FLACS/Astigmatismuskorrektur: Gerichte folgen der DGII-Stellungnahme vom 22.02.2022
Der Augenchirurg darf eine gesonderte Leistung – hier Astigmatismuskorrektur durch Arcuate Inzisionen mit dem Femtosekundenlaser – zusätzlich zur Nr. 1375 GOÄ abrechnen, ohne dadurch gegen das sog. Doppelberechnungsverbot zu verstoßen.
Dieser Lasereinsatz kann mit Nr. 5855a GOÄ abgerechnet werden, wenn ein vorbestehender und operationswürdiger Astigmatismus ab 0,5 dpt korrigiert wird.
Sachverhalt: Der 1946 geborene Kläger wies folgende Befunde auf: Pseudophakie, HKL, beiseitig; Schiel-OP; Zustand nach Anisometropie, höheren Grades; linkes Auge: Normaldruck-Glaukom; rechtes Auge. Netzhautablösung, Hornhautpigmentbeschläge (Krukenb.Spin); subjektive Refraktion am 26.02.2019 präop LA: +3,75 sph-1,5 cyl. Achse 57°. In der Dokumentation findet sich der Eintrag „Astigmatismus über 1 dpt“.
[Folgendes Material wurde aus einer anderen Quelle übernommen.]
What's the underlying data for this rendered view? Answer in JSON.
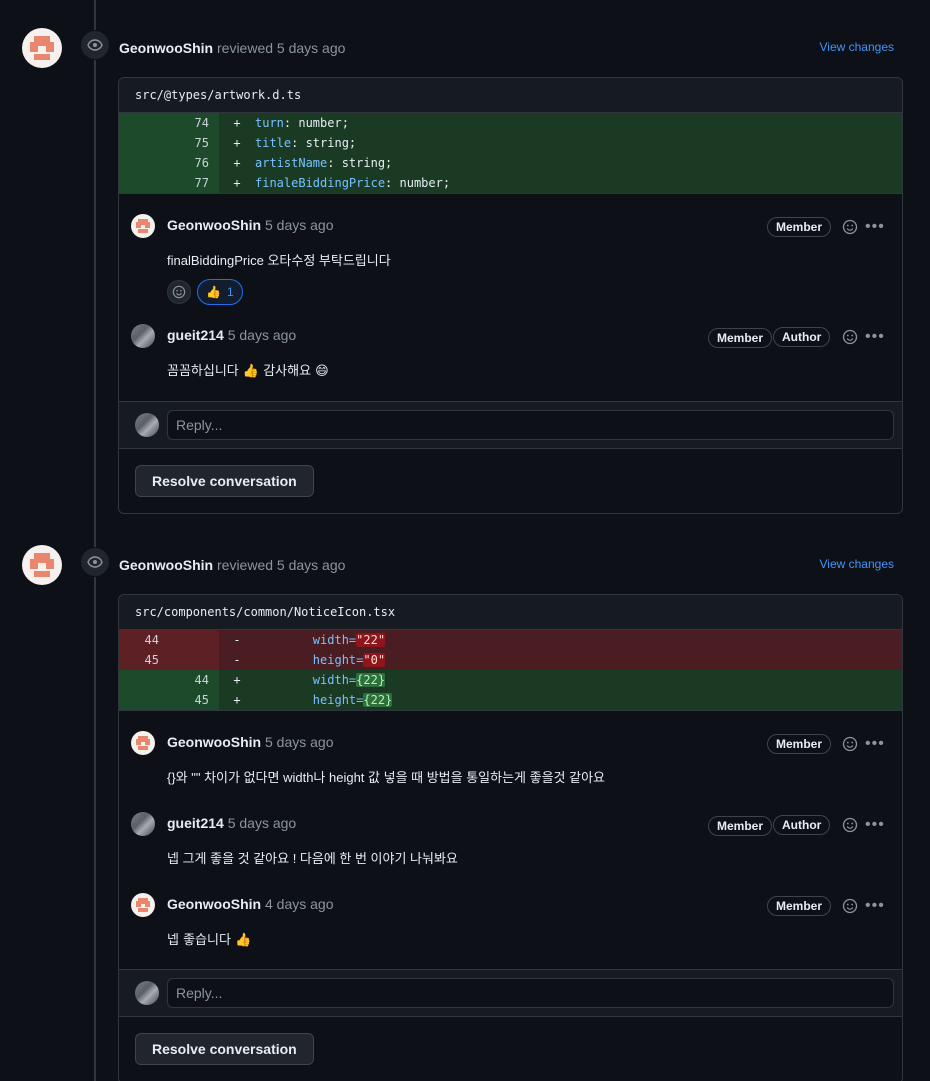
{
  "reviews": [
    {
      "reviewer": "GeonwooShin",
      "action": "reviewed",
      "time": "5 days ago",
      "view_changes": "View changes",
      "file_path": "src/@types/artwork.d.ts",
      "diff": [
        {
          "type": "add",
          "old": "",
          "new": "74",
          "sign": "+",
          "key": "turn",
          "rest": ": number;"
        },
        {
          "type": "add",
          "old": "",
          "new": "75",
          "sign": "+",
          "key": "title",
          "rest": ": string;"
        },
        {
          "type": "add",
          "old": "",
          "new": "76",
          "sign": "+",
          "key": "artistName",
          "rest": ": string;"
        },
        {
          "type": "add",
          "old": "",
          "new": "77",
          "sign": "+",
          "key": "finaleBiddingPrice",
          "rest": ": number;"
        }
      ],
      "comments": [
        {
          "author": "GeonwooShin",
          "time": "5 days ago",
          "labels": [
            "Member"
          ],
          "body": "finalBiddingPrice 오타수정 부탁드립니다",
          "reaction": {
            "emoji": "👍",
            "count": "1"
          }
        },
        {
          "author": "gueit214",
          "time": "5 days ago",
          "labels": [
            "Member",
            "Author"
          ],
          "body": "꼼꼼하십니다 👍 감사해요 😄"
        }
      ],
      "reply_placeholder": "Reply...",
      "resolve_label": "Resolve conversation"
    },
    {
      "reviewer": "GeonwooShin",
      "action": "reviewed",
      "time": "5 days ago",
      "view_changes": "View changes",
      "file_path": "src/components/common/NoticeIcon.tsx",
      "diff": [
        {
          "type": "del",
          "old": "44",
          "new": "",
          "sign": "-",
          "attr": "width=",
          "val": "\"22\""
        },
        {
          "type": "del",
          "old": "45",
          "new": "",
          "sign": "-",
          "attr": "height=",
          "val": "\"0\""
        },
        {
          "type": "add",
          "old": "",
          "new": "44",
          "sign": "+",
          "attr": "width=",
          "val": "{22}"
        },
        {
          "type": "add",
          "old": "",
          "new": "45",
          "sign": "+",
          "attr": "height=",
          "val": "{22}"
        }
      ],
      "comments": [
        {
          "author": "GeonwooShin",
          "time": "5 days ago",
          "labels": [
            "Member"
          ],
          "body": "{}와 \"\" 차이가 없다면 width나 height 값 넣을 때 방법을 통일하는게 좋을것 같아요"
        },
        {
          "author": "gueit214",
          "time": "5 days ago",
          "labels": [
            "Member",
            "Author"
          ],
          "body": "넵 그게 좋을 것 같아요 ! 다음에 한 번 이야기 나눠봐요"
        },
        {
          "author": "GeonwooShin",
          "time": "4 days ago",
          "labels": [
            "Member"
          ],
          "body": "넵 좋습니다 👍"
        }
      ],
      "reply_placeholder": "Reply...",
      "resolve_label": "Resolve conversation"
    }
  ],
  "colors": {
    "background": "#0d1117",
    "link": "#4493f8",
    "add_row": "#1a3a24",
    "del_row": "#4a1d22",
    "identicon": "#e8866e"
  },
  "icons": [
    "eye-icon",
    "smiley-icon",
    "kebab-horizontal-icon",
    "thumbs-up-icon"
  ]
}
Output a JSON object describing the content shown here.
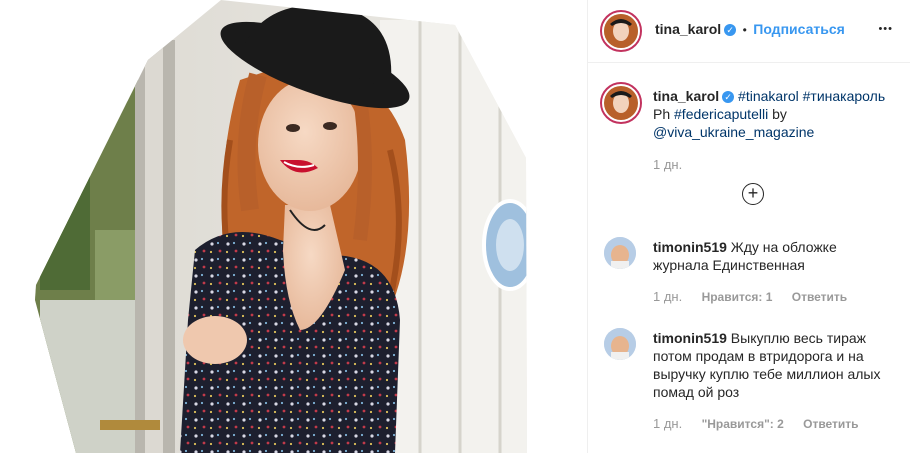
{
  "post": {
    "username": "tina_karol",
    "verified_icon": "verified-badge-icon",
    "follow_separator": "•",
    "follow_label": "Подписаться",
    "more_icon": "more-options-icon",
    "more_glyph": "•••"
  },
  "caption": {
    "username": "tina_karol",
    "tag1": "#tinakarol",
    "tag2": "#тинакароль",
    "line2_prefix": "Ph",
    "tag3": "#federicaputelli",
    "line2_suffix": "by",
    "mention": "@viva_ukraine_magazine",
    "time": "1 дн."
  },
  "load_more_icon": "plus-circle-icon",
  "load_more_glyph": "+",
  "comments": [
    {
      "username": "timonin519",
      "text": "Жду на обложке журнала Единственная",
      "time": "1 дн.",
      "likes": "Нравится: 1",
      "reply": "Ответить"
    },
    {
      "username": "timonin519",
      "text": "Выкуплю весь тираж потом продам в втридорога и на выручку куплю тебе миллион алых помад ой роз",
      "time": "1 дн.",
      "likes": "\"Нравится\": 2",
      "reply": "Ответить"
    }
  ],
  "colors": {
    "accent_blue": "#3897f0",
    "tag_blue": "#003569",
    "meta_gray": "#999999",
    "hat": "#1a1a1a",
    "hair": "#c0652a",
    "dress": "#1d1f2e",
    "lips": "#c8102e"
  }
}
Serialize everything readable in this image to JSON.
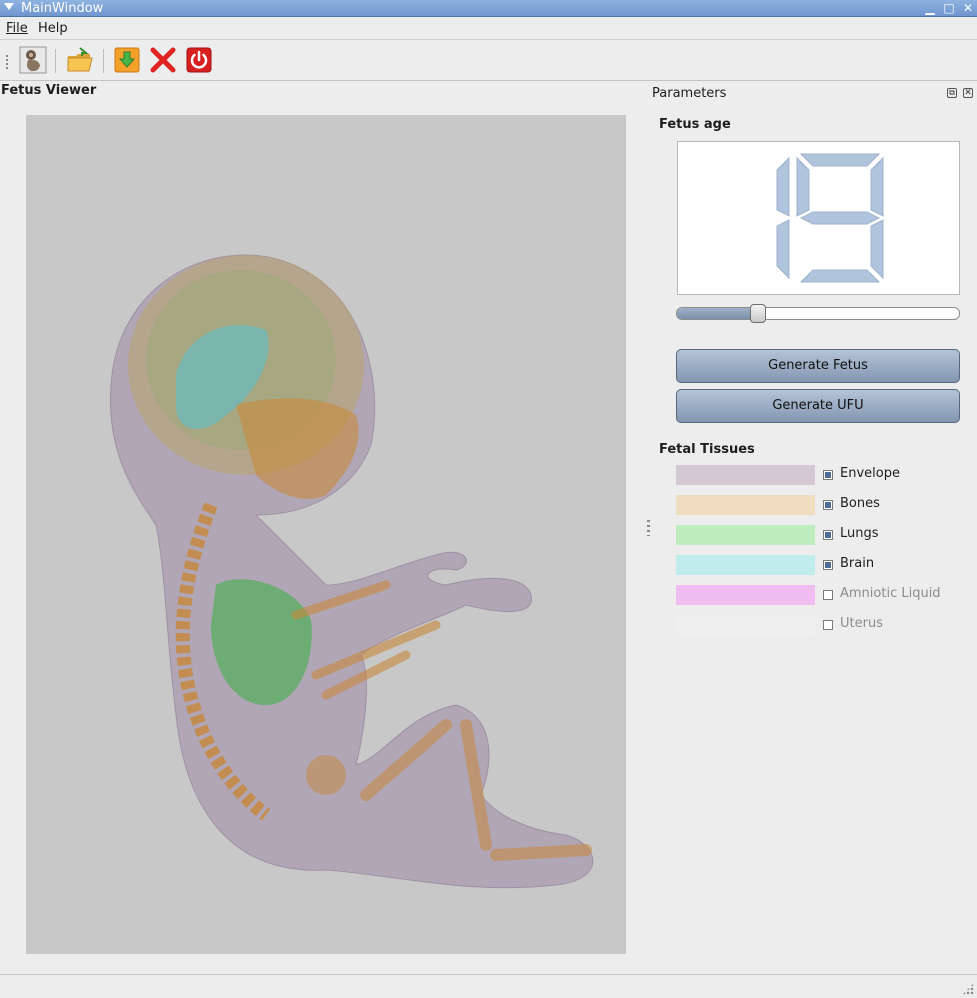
{
  "window": {
    "title": "MainWindow"
  },
  "menubar": {
    "items": [
      {
        "label": "File"
      },
      {
        "label": "Help"
      }
    ]
  },
  "toolbar": {
    "icons": [
      "fetus-icon",
      "open-folder-icon",
      "download-icon",
      "close-icon",
      "power-icon"
    ]
  },
  "viewer": {
    "title": "Fetus Viewer"
  },
  "parameters": {
    "title": "Parameters",
    "fetus_age": {
      "label": "Fetus age",
      "value": "19",
      "slider_fraction": 0.29
    },
    "buttons": {
      "generate_fetus": "Generate Fetus",
      "generate_ufu": "Generate UFU"
    },
    "tissues_label": "Fetal Tissues",
    "tissues": [
      {
        "name": "Envelope",
        "color": "#d3c8d3",
        "checked": true
      },
      {
        "name": "Bones",
        "color": "#f0dcc0",
        "checked": true
      },
      {
        "name": "Lungs",
        "color": "#bfedbf",
        "checked": true
      },
      {
        "name": "Brain",
        "color": "#c0ecec",
        "checked": true
      },
      {
        "name": "Amniotic Liquid",
        "color": "#efbdef",
        "checked": false
      },
      {
        "name": "Uterus",
        "color": "#efefef",
        "checked": false
      }
    ]
  },
  "colors": {
    "titlebar": "#7ea4d9",
    "button": "#94a8c2",
    "viewport_bg": "#c8c8c8",
    "lcd_digit": "#b0c4de"
  }
}
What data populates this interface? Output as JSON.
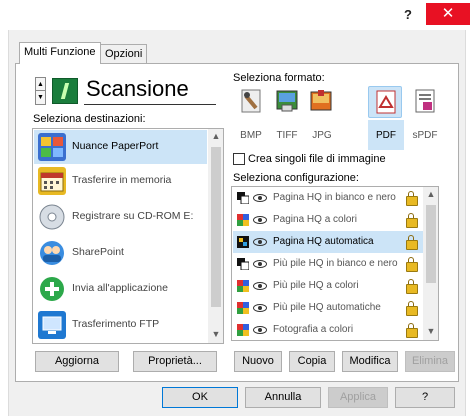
{
  "titlebar": {
    "help": "?",
    "close": "✕"
  },
  "tabs": [
    {
      "label": "Multi Funzione"
    },
    {
      "label": "Opzioni"
    }
  ],
  "scan": {
    "title": "Scansione"
  },
  "destinations": {
    "label": "Seleziona destinazioni:",
    "items": [
      {
        "label": "Nuance PaperPort",
        "icon": "paperport-icon",
        "color": "#3a6fcf"
      },
      {
        "label": "Trasferire in memoria",
        "icon": "calendar-icon",
        "color": "#e8b923"
      },
      {
        "label": "Registrare su CD-ROM  E:",
        "icon": "cd-icon",
        "color": "#9aa4b0"
      },
      {
        "label": "SharePoint",
        "icon": "sharepoint-icon",
        "color": "#3a8de0"
      },
      {
        "label": "Invia all'applicazione",
        "icon": "send-app-icon",
        "color": "#2ca84a"
      },
      {
        "label": "Trasferimento FTP",
        "icon": "ftp-icon",
        "color": "#1f78d1"
      }
    ]
  },
  "formats": {
    "label": "Seleziona formato:",
    "items": [
      {
        "label": "BMP"
      },
      {
        "label": "TIFF"
      },
      {
        "label": "JPG"
      },
      {
        "label": "PDF"
      },
      {
        "label": "sPDF"
      }
    ],
    "selected": "PDF"
  },
  "single_files": {
    "label": "Crea singoli file di immagine",
    "checked": false
  },
  "configurations": {
    "label": "Seleziona configurazione:",
    "items": [
      {
        "label": "Pagina HQ in bianco e nero"
      },
      {
        "label": "Pagina HQ a colori"
      },
      {
        "label": "Pagina HQ automatica"
      },
      {
        "label": "Più pile HQ in bianco e nero"
      },
      {
        "label": "Più pile HQ a colori"
      },
      {
        "label": "Più pile HQ automatiche"
      },
      {
        "label": "Fotografia a colori"
      }
    ]
  },
  "left_buttons": {
    "refresh": "Aggiorna",
    "properties": "Proprietà..."
  },
  "config_buttons": {
    "new": "Nuovo",
    "copy": "Copia",
    "edit": "Modifica",
    "delete": "Elimina"
  },
  "dialog_buttons": {
    "ok": "OK",
    "cancel": "Annulla",
    "apply": "Applica",
    "help": "?"
  },
  "colors": {
    "selection": "#cce4f7",
    "close": "#e81123",
    "accent": "#0078d7"
  }
}
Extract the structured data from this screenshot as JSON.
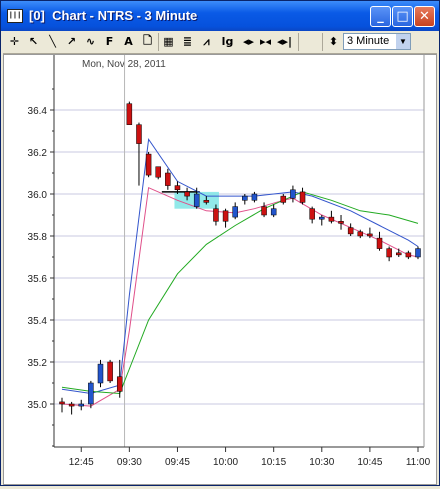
{
  "window": {
    "icon_label": "|||",
    "title": "[0]  Chart - NTRS - 3 Minute",
    "minimize_glyph": "_",
    "maximize_glyph": "□",
    "close_glyph": "✕"
  },
  "toolbar": {
    "buttons": [
      {
        "name": "crosshair-icon",
        "glyph": "✛"
      },
      {
        "name": "pointer-icon",
        "glyph": "↖"
      },
      {
        "name": "line-tool-icon",
        "glyph": "╲"
      },
      {
        "name": "fib-tool-icon",
        "glyph": "↗"
      },
      {
        "name": "wave-tool-icon",
        "glyph": "∿"
      },
      {
        "name": "function-icon",
        "glyph": "F"
      },
      {
        "name": "text-tool-icon",
        "glyph": "A"
      },
      {
        "name": "document-icon",
        "glyph": "🗋"
      },
      {
        "name": "grid-icon",
        "glyph": "▦"
      },
      {
        "name": "bars-icon",
        "glyph": "≣"
      },
      {
        "name": "indicator-icon",
        "glyph": "⩘"
      },
      {
        "name": "log-scale-icon",
        "glyph": "lg"
      },
      {
        "name": "scroll-both-icon",
        "glyph": "◂▸"
      },
      {
        "name": "scroll-in-icon",
        "glyph": "▸◂"
      },
      {
        "name": "scroll-end-icon",
        "glyph": "◂▸|"
      },
      {
        "name": "interval-icon",
        "glyph": "⬍"
      }
    ],
    "interval_value": "3 Minute",
    "interval_arrow": "▼"
  },
  "chart_data": {
    "type": "candlestick",
    "symbol": "NTRS",
    "interval": "3 Minute",
    "date_label": "Mon, Nov 28, 2011",
    "ylim": [
      34.8,
      36.55
    ],
    "y_ticks": [
      35.0,
      35.2,
      35.4,
      35.6,
      35.8,
      36.0,
      36.2,
      36.4
    ],
    "x_ticks": [
      "12:45",
      "09:30",
      "09:45",
      "10:00",
      "10:15",
      "10:30",
      "10:45",
      "11:00"
    ],
    "colors": {
      "up": "#2255cc",
      "down": "#cc1111",
      "grid": "#c8c8e0",
      "ma_blue": "#3355cc",
      "ma_pink": "#e0508a",
      "ma_green": "#22aa22",
      "highlight": "#7fe5e5"
    },
    "candles": [
      {
        "t": "12:39",
        "o": 35.01,
        "h": 35.03,
        "l": 34.96,
        "c": 35.0
      },
      {
        "t": "12:42",
        "o": 35.0,
        "h": 35.01,
        "l": 34.95,
        "c": 34.99
      },
      {
        "t": "12:45",
        "o": 34.99,
        "h": 35.02,
        "l": 34.97,
        "c": 35.0
      },
      {
        "t": "12:48",
        "o": 35.0,
        "h": 35.11,
        "l": 34.98,
        "c": 35.1
      },
      {
        "t": "12:51",
        "o": 35.1,
        "h": 35.21,
        "l": 35.08,
        "c": 35.19
      },
      {
        "t": "12:54",
        "o": 35.2,
        "h": 35.21,
        "l": 35.1,
        "c": 35.11
      },
      {
        "t": "12:57",
        "o": 35.13,
        "h": 35.21,
        "l": 35.03,
        "c": 35.06
      },
      {
        "t": "09:30",
        "o": 36.43,
        "h": 36.44,
        "l": 36.33,
        "c": 36.33
      },
      {
        "t": "09:33",
        "o": 36.33,
        "h": 36.34,
        "l": 36.04,
        "c": 36.24
      },
      {
        "t": "09:36",
        "o": 36.19,
        "h": 36.2,
        "l": 36.08,
        "c": 36.09
      },
      {
        "t": "09:39",
        "o": 36.13,
        "h": 36.13,
        "l": 36.07,
        "c": 36.08
      },
      {
        "t": "09:42",
        "o": 36.1,
        "h": 36.12,
        "l": 36.02,
        "c": 36.04
      },
      {
        "t": "09:45",
        "o": 36.04,
        "h": 36.06,
        "l": 36.0,
        "c": 36.02
      },
      {
        "t": "09:48",
        "o": 36.01,
        "h": 36.03,
        "l": 35.97,
        "c": 35.99
      },
      {
        "t": "09:51",
        "o": 35.94,
        "h": 36.03,
        "l": 35.93,
        "c": 36.0
      },
      {
        "t": "09:54",
        "o": 35.97,
        "h": 35.99,
        "l": 35.95,
        "c": 35.96
      },
      {
        "t": "09:57",
        "o": 35.93,
        "h": 35.95,
        "l": 35.85,
        "c": 35.87
      },
      {
        "t": "10:00",
        "o": 35.92,
        "h": 35.93,
        "l": 35.84,
        "c": 35.87
      },
      {
        "t": "10:03",
        "o": 35.89,
        "h": 35.96,
        "l": 35.88,
        "c": 35.94
      },
      {
        "t": "10:06",
        "o": 35.97,
        "h": 36.0,
        "l": 35.95,
        "c": 35.99
      },
      {
        "t": "10:09",
        "o": 35.97,
        "h": 36.01,
        "l": 35.96,
        "c": 36.0
      },
      {
        "t": "10:12",
        "o": 35.94,
        "h": 35.96,
        "l": 35.89,
        "c": 35.9
      },
      {
        "t": "10:15",
        "o": 35.9,
        "h": 35.95,
        "l": 35.89,
        "c": 35.93
      },
      {
        "t": "10:18",
        "o": 35.99,
        "h": 36.0,
        "l": 35.95,
        "c": 35.96
      },
      {
        "t": "10:21",
        "o": 35.98,
        "h": 36.04,
        "l": 35.96,
        "c": 36.02
      },
      {
        "t": "10:24",
        "o": 36.01,
        "h": 36.03,
        "l": 35.95,
        "c": 35.96
      },
      {
        "t": "10:27",
        "o": 35.93,
        "h": 35.94,
        "l": 35.86,
        "c": 35.88
      },
      {
        "t": "10:30",
        "o": 35.88,
        "h": 35.9,
        "l": 35.85,
        "c": 35.89
      },
      {
        "t": "10:33",
        "o": 35.89,
        "h": 35.92,
        "l": 35.86,
        "c": 35.87
      },
      {
        "t": "10:36",
        "o": 35.87,
        "h": 35.9,
        "l": 35.83,
        "c": 35.86
      },
      {
        "t": "10:39",
        "o": 35.84,
        "h": 35.86,
        "l": 35.8,
        "c": 35.81
      },
      {
        "t": "10:42",
        "o": 35.82,
        "h": 35.83,
        "l": 35.79,
        "c": 35.8
      },
      {
        "t": "10:45",
        "o": 35.81,
        "h": 35.84,
        "l": 35.79,
        "c": 35.8
      },
      {
        "t": "10:48",
        "o": 35.79,
        "h": 35.82,
        "l": 35.73,
        "c": 35.74
      },
      {
        "t": "10:51",
        "o": 35.74,
        "h": 35.75,
        "l": 35.68,
        "c": 35.7
      },
      {
        "t": "10:54",
        "o": 35.72,
        "h": 35.74,
        "l": 35.7,
        "c": 35.71
      },
      {
        "t": "10:57",
        "o": 35.72,
        "h": 35.73,
        "l": 35.69,
        "c": 35.7
      },
      {
        "t": "11:00",
        "o": 35.7,
        "h": 35.75,
        "l": 35.69,
        "c": 35.74
      }
    ],
    "lines": [
      {
        "color": "#3355cc",
        "points": [
          [
            0,
            35.07
          ],
          [
            3,
            35.05
          ],
          [
            6,
            35.09
          ],
          [
            7,
            35.52
          ],
          [
            9,
            36.26
          ],
          [
            12,
            36.06
          ],
          [
            15,
            35.99
          ],
          [
            20,
            35.99
          ],
          [
            24,
            36.01
          ],
          [
            26,
            35.99
          ],
          [
            30,
            35.92
          ],
          [
            33,
            35.85
          ],
          [
            36,
            35.78
          ],
          [
            37,
            35.75
          ]
        ]
      },
      {
        "color": "#e0508a",
        "points": [
          [
            0,
            35.0
          ],
          [
            3,
            34.99
          ],
          [
            6,
            35.07
          ],
          [
            7,
            35.35
          ],
          [
            9,
            36.03
          ],
          [
            12,
            35.97
          ],
          [
            15,
            35.92
          ],
          [
            18,
            35.91
          ],
          [
            20,
            35.93
          ],
          [
            23,
            35.97
          ],
          [
            24,
            35.98
          ],
          [
            27,
            35.9
          ],
          [
            30,
            35.84
          ],
          [
            33,
            35.78
          ],
          [
            36,
            35.71
          ],
          [
            37,
            35.7
          ]
        ]
      },
      {
        "color": "#22aa22",
        "points": [
          [
            0,
            35.08
          ],
          [
            3,
            35.06
          ],
          [
            6,
            35.05
          ],
          [
            9,
            35.4
          ],
          [
            12,
            35.62
          ],
          [
            15,
            35.76
          ],
          [
            18,
            35.85
          ],
          [
            21,
            35.93
          ],
          [
            24,
            35.99
          ],
          [
            25,
            36.01
          ],
          [
            28,
            35.97
          ],
          [
            31,
            35.92
          ],
          [
            34,
            35.9
          ],
          [
            37,
            35.86
          ]
        ]
      }
    ],
    "highlight_box": {
      "x_from": 12,
      "x_to": 16,
      "y_from": 35.93,
      "y_to": 36.01
    }
  }
}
Die Entscheidung: Die Femtosekundenlaser-assistierte Katarakt-Operation war bekanntlich Gegenstand höchstrichterlicher Bewertung durch den BGH in seinen Urteilen vom 14.10.21, III ZR 350/20 und III ZR 353/20. Durch diese Entscheidungen wurde eingegrenzt, was genau Inhalt der Zielleistung nach Nr. 1375 GOÄ ist und festgestellt, dass regelmäßig – wenn also nicht eine individuelle Indikation des jeweiligen Patienten etwas anderes erfordert – der Einsatz des Femtosekundenlasers zur Phakoemulsifikation durch Nr. 1375 GOÄ schon erfasst ist und zusätzlich dann nur die Nr. 441 als bloßer Zuschlag abgerechnet werden kann. Die vorliegende Entscheidung betraf hingegen die Astigmatismuskorrektur durch Arcuate Inzisionen im Kontext der Kataraktoperation – mithin eine refraktive Zielsetzung, die von der Zielleistung der Nr. 1375 GOÄ jedenfalls nicht abgedeckt ist. Alleine fraglich war deshalb, ab welchem Wert ein operationswürdiger Astigmatismus anzunehmen sei und mit welcher GOÄ-Ziffer die Arcuaten Inzisionen des Lasers abzurechnen waren.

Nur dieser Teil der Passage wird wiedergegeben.